Andrew C. Oliver and Lifford Pinto | Oct. 10, 2012
Most of the buzz around the cloud has centered on infrastructure as a service (IaaS). However, IaaS is no longer good enough. Sure, you can forgo buying servers and run everything virtually on Amazon's EC2 server farm. So what? You still have to manage it, and to do that you'll have a growing IT bureaucracy. Companies that want to focus on writing their code and not have to think about application servers at all are now looking to platform as a service (PaaS).

Who's using it? Cloud Foundry is well positioned to meet the needs of companies that want a combination of public and private PaaS. Its focus on an ecosystem of Cloud Foundry providers is a strong point, especially with regards to lock-in.
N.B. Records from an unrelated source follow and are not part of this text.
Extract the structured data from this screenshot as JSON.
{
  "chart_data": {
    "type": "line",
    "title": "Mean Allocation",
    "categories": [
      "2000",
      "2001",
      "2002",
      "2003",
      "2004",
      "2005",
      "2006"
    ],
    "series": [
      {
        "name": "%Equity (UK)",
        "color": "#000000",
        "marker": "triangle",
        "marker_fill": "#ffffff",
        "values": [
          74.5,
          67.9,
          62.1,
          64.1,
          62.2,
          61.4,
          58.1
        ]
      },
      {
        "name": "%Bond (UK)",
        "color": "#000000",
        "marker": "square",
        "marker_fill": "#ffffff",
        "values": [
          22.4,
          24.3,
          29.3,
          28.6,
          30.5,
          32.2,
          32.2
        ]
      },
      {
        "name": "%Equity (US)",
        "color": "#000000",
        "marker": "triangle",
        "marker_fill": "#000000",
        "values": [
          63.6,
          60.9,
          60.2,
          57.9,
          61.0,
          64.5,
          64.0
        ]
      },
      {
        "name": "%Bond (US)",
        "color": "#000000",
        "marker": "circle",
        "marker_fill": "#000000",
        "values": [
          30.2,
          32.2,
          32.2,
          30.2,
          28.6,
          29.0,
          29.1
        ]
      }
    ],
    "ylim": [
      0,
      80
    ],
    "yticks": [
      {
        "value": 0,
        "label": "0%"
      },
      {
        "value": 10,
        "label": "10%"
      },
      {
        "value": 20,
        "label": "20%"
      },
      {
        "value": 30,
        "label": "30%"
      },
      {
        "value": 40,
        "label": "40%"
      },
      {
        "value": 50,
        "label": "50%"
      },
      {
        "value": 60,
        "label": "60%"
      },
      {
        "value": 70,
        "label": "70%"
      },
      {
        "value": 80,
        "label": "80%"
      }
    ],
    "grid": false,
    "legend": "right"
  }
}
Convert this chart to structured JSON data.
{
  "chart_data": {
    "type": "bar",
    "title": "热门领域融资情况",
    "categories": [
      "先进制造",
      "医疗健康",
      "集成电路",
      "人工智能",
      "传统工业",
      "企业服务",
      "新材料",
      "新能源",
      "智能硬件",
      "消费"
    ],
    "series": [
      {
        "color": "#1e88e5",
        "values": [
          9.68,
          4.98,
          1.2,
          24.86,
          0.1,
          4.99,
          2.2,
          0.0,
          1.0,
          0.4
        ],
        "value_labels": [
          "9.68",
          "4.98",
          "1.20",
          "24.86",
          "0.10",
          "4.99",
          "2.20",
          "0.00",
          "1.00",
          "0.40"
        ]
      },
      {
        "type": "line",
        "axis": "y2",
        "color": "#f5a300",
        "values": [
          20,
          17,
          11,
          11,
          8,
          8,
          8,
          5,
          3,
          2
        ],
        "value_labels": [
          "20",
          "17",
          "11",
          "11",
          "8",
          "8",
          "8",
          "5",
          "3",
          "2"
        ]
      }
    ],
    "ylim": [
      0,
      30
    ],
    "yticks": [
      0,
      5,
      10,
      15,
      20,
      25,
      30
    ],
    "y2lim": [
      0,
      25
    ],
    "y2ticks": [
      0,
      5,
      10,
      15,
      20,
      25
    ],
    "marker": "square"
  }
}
Cloud Foundry is clearly aimed at Ruby, Node.js, and JVM-based languages. If you have a more diverse technology base, this may not be your first choice.

VMware pointed me to several published case studies, including Intel, Diebold, AppFog, Cloud Fuji, and others.

How did it do? We installed the Eclipse plug-in, deployed the WAR, and changed nothing. In fact, the first time we deployed Granny, we accidentally deployed it configured with CloudBees' JDBC information. Cloud Foundry automatically detected our Spring configuration and reconfigured the database settings for our Cloud Foundry database. This kind of magic may make some people nervous, but it worked seamlessly.

Conclusions. Cloud Foundry "just worked" -- we did nothing to the application but install an Eclipse plug-in. What's not to love? For ops teams, there's also a command-line interface. Once this PaaS launches, depending on pricing and such, it will certainly be a viable choice for Java developers. We can assume that for Ruby, which Cloud Foundry is written in, you would have a similar experience. (We have also tested the Node.js interface, which was a little trickier but still very workable.)

Cloud Foundry worked great and was the most straightforward. We were so successful with the Eclipse plug-in that we didn't try the command-line interface. Of course the test wasn't perfectly "fair" in that the app was a Spring app in the first place, but the app was written to be run on a local Tomcat instance, yet it deployed seamlessly to the Cloud Foundry cloud. Considering much of the legacy that will move to the cloud is Java and most existing Java apps are written in Spring, we're excited to see Cloud Foundry launch.